Watts is open about the past demons he wrestled with. He feels that being public about substance abuse struggles might help someone else with theirs. Mired in booze and drugs in Phoenix, Nick decided to move to Provo, in part to “clear my head and get my mind straight,” he says. In Provo, he didn’t have connections to “score” and he says that his new life in Utah represented a “second chance.”
“I had a don’t f**k this up talk with myself,” he says, adding that compared to life in Phoenix, living in Provo amidst the predominantly LDS culture there was a bit polarizing. Watts allowed a couple of Mormon missionaries to engage him, “mostly because I didn’t have any friends here and they were friendly.” He went on to be baptized into the LDS church and religion, along with working long hours, helped keep his mind and body occupied. “I didn’t have the energy to go sit in a bar and look for someone who had some oxi …” says Watts.

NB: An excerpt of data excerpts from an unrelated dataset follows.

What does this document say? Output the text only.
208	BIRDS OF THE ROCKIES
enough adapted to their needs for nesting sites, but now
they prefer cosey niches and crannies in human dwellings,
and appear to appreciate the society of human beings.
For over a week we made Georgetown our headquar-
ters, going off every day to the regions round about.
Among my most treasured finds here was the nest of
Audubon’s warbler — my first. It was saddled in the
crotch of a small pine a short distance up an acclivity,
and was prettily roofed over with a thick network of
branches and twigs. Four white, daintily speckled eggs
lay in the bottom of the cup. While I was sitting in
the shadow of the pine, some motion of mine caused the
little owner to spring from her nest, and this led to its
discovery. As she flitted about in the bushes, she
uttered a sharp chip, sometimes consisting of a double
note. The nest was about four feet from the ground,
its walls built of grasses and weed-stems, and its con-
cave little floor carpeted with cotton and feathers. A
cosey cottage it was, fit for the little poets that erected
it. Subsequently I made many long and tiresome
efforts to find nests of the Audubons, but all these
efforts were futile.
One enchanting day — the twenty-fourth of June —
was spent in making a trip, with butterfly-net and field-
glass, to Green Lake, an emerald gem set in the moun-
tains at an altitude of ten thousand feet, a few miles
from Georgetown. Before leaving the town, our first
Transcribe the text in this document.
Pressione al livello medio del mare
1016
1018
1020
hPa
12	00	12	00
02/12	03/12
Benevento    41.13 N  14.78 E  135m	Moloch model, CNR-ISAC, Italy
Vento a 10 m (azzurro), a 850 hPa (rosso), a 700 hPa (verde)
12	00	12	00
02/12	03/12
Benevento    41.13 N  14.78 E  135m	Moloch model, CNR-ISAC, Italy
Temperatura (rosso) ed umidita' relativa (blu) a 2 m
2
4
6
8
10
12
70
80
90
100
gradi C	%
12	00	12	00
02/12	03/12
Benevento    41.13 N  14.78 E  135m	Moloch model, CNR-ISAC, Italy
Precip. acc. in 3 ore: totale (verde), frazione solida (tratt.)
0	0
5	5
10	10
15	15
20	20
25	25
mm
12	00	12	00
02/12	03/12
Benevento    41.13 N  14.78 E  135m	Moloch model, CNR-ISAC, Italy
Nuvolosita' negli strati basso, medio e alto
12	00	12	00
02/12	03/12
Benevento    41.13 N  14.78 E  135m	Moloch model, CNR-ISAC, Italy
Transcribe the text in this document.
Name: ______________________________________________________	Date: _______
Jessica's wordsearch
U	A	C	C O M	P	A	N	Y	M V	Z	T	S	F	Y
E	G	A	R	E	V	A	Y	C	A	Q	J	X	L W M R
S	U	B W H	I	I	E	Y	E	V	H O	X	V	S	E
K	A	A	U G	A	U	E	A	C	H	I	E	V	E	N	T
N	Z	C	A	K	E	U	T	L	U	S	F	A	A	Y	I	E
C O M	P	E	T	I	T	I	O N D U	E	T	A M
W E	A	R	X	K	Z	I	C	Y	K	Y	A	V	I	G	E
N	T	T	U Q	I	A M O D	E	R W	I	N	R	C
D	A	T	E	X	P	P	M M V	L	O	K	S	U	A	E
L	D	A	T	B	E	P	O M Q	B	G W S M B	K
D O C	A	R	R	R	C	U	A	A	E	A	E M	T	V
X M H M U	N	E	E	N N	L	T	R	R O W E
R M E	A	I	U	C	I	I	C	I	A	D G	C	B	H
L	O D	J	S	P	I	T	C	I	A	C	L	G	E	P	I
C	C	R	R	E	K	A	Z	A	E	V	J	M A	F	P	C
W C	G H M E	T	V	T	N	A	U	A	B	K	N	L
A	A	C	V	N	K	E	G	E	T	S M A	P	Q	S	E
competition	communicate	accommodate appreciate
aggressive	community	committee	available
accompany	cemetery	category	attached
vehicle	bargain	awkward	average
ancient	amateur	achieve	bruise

With a little money he’d saved, Watts bought a food truck which became Chedda Burger. A couple years ago he opened his Chedda Burger eatery downtown and, this past October, a new location in Foothill Village. “We’ve been so excited to see the success of our downtown location and now this one,” said Nick. “It wasn’t long ago that we were just one lonely food truck, and it’s inspiring the way we’ve been embraced by the Salt Lake food scene. We’ve been really fortunate.”
The new Chedda Burger serves beer and is a bit snazzier than the original location, thanks in part to its interior, designed by local artist Katherine Spatch (commonly known as “Moons”). “I would describe it as a modern take on classic local hangouts. A neighborhood-inspired eatery that is fun and inviting with its colors and layout, but also offering that classic diner feel in its shapely elements,” Spatch said of the space.
The Chedda Burger menu is a synthesis of classic and modern, with time-tested items like the Dirt Bag (beef patty, homemade American cheese, pickles, lettuce and mayo) contrasting with neauvo burgers such as Kill Me Softly, which is a beef patty with bleu cheese, bacon, arugula and cranberry sauce, all served on a Krispy Kreme donut. Occupying the middle ground are burgers like The Mother Hen: beef, Muenster cheese, fried egg, bacon, spring mix and sriracha aioli on an English muffin.
The burgers are all excellent, as are the irresistible Chedda Tots (cheddar-filled tater tots), the skin-on fries, and fried Brussels sprouts. But the menu item that will keep me coming back for more is the Banana Cream Pie Milkshake. It’s a milkshake literally made by putting banana cream pie – crust and all – into a blender. The result is sort of a banana cream pie slushie made in heaven.
Maybe it’s selfish, but I’m glad that Nick Watts got a second crack at life – one in recovery – because as long as he’s focused on building better burgers and shakes, I get to indulge in them, and so do you.